Semi-Structured: The Data Keyword Pairs Approach

The Semi-Structured or data keyword pairs approach is quite unique compared to all other approaches. In this approach, coordinates are very rarely considered. If they are considered, they are relative to the subject page being processed at any given time. In this approach, there is also a stage of training where an operator loads a set of sample images of a particular document type. The operator then analyzes the variance across the images and determines the best logic to locate fields. Most fields are located using keywords. Fields can also be located using graphics, lines, and white spaces. Once a keyword has been identified for a particular field, the operator provides the logic to tell the software where the field is located relative to that keyword or object.

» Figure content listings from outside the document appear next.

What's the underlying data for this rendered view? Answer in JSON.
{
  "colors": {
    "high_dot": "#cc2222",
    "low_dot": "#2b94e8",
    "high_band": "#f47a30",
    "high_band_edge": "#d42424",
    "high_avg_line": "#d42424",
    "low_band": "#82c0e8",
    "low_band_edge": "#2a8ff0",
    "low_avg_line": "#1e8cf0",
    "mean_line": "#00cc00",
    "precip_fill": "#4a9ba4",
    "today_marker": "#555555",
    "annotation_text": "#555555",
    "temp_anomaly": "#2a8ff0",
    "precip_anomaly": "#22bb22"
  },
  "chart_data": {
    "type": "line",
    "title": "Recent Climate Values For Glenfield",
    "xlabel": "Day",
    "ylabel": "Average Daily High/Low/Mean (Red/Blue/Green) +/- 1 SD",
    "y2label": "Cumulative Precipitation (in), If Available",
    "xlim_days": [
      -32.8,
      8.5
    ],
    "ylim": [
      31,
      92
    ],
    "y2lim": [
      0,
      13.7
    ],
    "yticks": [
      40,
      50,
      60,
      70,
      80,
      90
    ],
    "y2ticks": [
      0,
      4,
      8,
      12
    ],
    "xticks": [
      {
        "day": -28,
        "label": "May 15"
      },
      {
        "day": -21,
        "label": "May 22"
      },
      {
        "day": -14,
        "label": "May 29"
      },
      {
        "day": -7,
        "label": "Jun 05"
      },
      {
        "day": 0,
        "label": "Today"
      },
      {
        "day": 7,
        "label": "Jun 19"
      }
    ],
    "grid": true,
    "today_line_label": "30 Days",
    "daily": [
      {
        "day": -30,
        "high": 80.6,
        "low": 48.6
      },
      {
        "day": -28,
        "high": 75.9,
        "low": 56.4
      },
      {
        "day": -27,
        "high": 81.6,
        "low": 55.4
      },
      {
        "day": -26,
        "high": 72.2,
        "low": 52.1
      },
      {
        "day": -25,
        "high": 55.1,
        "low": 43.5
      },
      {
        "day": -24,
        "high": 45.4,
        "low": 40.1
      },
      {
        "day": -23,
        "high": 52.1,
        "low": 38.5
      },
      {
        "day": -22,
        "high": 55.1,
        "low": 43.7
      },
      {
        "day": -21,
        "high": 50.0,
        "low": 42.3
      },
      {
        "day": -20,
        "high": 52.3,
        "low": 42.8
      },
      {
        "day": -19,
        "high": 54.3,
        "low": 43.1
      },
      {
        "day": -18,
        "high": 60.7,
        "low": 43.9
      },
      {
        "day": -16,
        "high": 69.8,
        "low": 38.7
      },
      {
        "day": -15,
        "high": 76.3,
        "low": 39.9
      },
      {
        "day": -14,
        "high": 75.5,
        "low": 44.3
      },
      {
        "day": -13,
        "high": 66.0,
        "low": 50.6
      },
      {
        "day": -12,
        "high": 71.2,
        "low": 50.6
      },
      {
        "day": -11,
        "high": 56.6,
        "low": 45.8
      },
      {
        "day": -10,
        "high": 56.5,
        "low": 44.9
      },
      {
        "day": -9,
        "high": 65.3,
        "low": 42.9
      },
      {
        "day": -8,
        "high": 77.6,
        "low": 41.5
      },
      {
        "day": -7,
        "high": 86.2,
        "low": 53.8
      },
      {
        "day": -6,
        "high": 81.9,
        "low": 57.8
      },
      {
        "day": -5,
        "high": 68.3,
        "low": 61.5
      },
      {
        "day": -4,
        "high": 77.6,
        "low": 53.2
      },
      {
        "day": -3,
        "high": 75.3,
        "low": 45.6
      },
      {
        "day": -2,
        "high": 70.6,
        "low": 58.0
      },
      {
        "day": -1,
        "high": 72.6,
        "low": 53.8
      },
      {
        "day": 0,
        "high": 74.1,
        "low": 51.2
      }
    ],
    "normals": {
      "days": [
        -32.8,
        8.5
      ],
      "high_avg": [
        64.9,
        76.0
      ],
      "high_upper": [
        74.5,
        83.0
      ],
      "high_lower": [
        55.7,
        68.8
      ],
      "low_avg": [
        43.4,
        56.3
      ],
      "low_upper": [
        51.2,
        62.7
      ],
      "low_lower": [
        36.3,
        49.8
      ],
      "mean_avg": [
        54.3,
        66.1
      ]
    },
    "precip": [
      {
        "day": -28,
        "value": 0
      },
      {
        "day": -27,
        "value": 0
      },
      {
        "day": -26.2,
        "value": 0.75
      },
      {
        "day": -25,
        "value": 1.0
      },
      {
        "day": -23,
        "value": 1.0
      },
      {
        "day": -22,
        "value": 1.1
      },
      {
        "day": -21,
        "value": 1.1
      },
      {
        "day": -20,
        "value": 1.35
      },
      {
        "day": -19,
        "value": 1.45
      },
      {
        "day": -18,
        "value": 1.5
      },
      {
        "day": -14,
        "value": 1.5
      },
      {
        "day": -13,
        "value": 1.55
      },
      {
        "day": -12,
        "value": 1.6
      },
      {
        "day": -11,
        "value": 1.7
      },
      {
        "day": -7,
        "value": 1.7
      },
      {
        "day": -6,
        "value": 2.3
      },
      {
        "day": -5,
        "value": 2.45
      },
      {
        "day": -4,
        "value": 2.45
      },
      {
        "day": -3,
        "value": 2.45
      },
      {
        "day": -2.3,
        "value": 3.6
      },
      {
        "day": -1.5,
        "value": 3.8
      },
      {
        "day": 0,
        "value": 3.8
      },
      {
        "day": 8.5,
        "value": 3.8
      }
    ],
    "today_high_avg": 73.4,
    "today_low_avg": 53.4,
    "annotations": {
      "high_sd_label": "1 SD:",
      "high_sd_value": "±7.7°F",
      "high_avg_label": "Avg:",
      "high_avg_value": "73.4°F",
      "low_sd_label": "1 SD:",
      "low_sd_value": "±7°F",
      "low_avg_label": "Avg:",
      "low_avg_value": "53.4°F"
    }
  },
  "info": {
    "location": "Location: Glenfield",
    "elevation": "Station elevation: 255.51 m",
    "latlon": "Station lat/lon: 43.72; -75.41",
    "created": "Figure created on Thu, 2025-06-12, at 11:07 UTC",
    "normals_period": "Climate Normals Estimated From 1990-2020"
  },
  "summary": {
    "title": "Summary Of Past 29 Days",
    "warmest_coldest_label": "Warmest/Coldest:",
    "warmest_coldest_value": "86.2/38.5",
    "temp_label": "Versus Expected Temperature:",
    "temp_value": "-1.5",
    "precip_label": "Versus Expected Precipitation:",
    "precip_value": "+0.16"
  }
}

To find the invoice number on an invoice page, the logic would start by looking for the words “Invoice No.”, “Invoice Number”, “Invoice #”, or any other similar phrase that appears on the page. Now that the keyword for the invoice field is found, the next step of logic is to tell the software that the invoice number is to the right of the keyword, some number or percent of pixels below the top of the keyword, or some number or percent of pixels above the bottom of the keyword. In this case, the logic would probably also specify the type of characters an invoice number will contain. In this approach, the software guesses where the information is located and picks the best guess if there are several.

Logic Flexibility

There is a tug of war in the setup stage of this approach between how flexible the logic should be and how constrained it should be. The amount of flexibility is determined by the variance across pages and the complexity of the document type. Flexibility is usually determined at the field level. For example, in most commercial invoices, the total amount due is located on the bottom right portion of the last page of the invoice.


Some data capture packages will combine iterative templates and data keyword pair approaches collectively as one or as a choice to the operator based on document types and the setup operator’s skill set. Other solutions that are fully automated will incorporate the assisted capture approach for quality assurance.